Dès le début de la crise sanitaire l’Organisation des Nations Unies (ONU) exhorte ses États membres à ne pas négliger la solidarité « rappelant notre interconnexion et l’humanité que nous partageons en tant qu’êtres humains »[3] et permettant le respect et l’application des Droits de l’Homme. Cette « crise »[4] ne doit pas supplanter la préservation des droits et libertés, conférés à chaque individu, « sans distinction aucune, notamment de race, de couleur, de sexe, de langue, de religion, d'opinion politique ou de toute autre opinion, d'origine nationale ou sociale […] »[5]. Surtout, la protection des droits fondamentaux et des personnes doit demeurer comme l’une des valeurs clés des sociétés démocratiques, et rappelons que nombreux sont les instruments des Droits de l’Homme devant être perçus non comme des instruments inertes, mais bien tels des instruments « vivants », évoluant avec la société[6]. Et pourtant. Et pourtant, le pays des Droits de l’Homme semble aujourd’hui être parfois l’exemple des dérives autoritaires qu’il condamnait d’antan. C’est en tout cas la crainte de la Rapporteuse spéciale sur la promotion et la protection des Droits de l’Homme et des libertés fondamentales dans la lutte antiterroriste, de la Rapporteuse spéciale sur la promotion et la protection du droit à la liberté d'opinion et d'expression ainsi que du Rapporteur spécial sur le droit de réunion pacifique et la liberté d'association au sein d’une communication datée du 12 novembre 2020[7].
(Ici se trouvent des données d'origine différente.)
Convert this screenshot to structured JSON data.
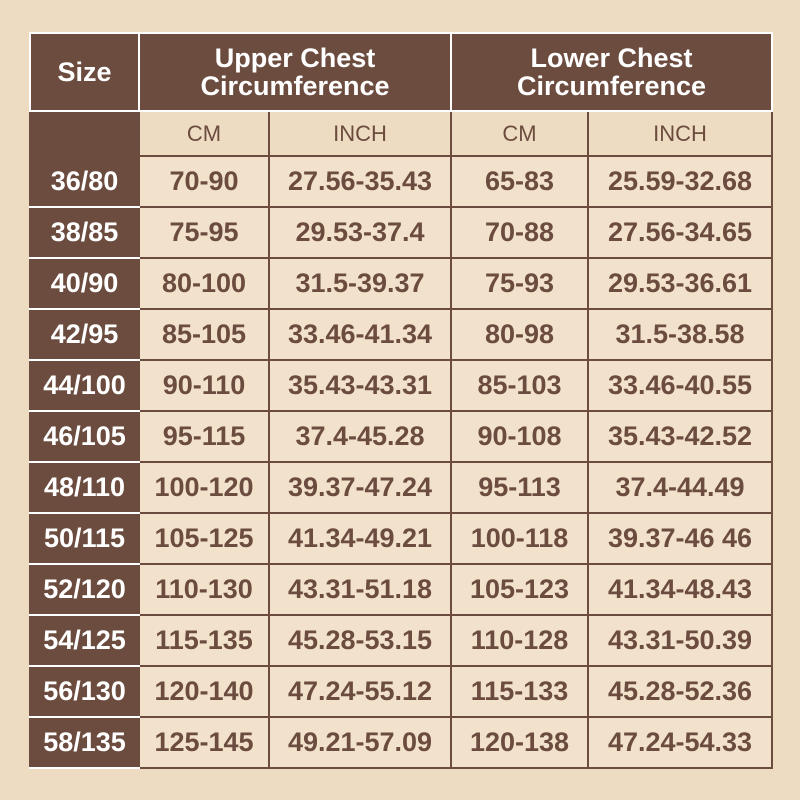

Cette communication fait suite à la Proposition de loi « relative à la sécurité globale »[8], dont nombre de mesures visent à lutter contre la menace terroriste[9], en arguant notamment de la restriction de la diffusion d’images des forces de l’ordre[10] « dans le but manifeste qu’il soit porté atteinte à son intégrité physique ou psychique ». D’aucuns considèrent cet article comme susceptible d’entraver la dénonciation de violences policières à l’encontre de la population. Le gouvernement quant à lui soutien l’intérêt de cette mesure qu’il entend comme précise et n’entravant nullement la dénonciation de telles violences. Or, un an auparavant, la France était déjà mise en cause par quatre procédures spéciales du Conseil des Droits de l’Homme concernant « l’usage possiblement disproportionné d’armes non meurtrières par les forces de l’ordre lors des manifestations des gilets jaunes »[11].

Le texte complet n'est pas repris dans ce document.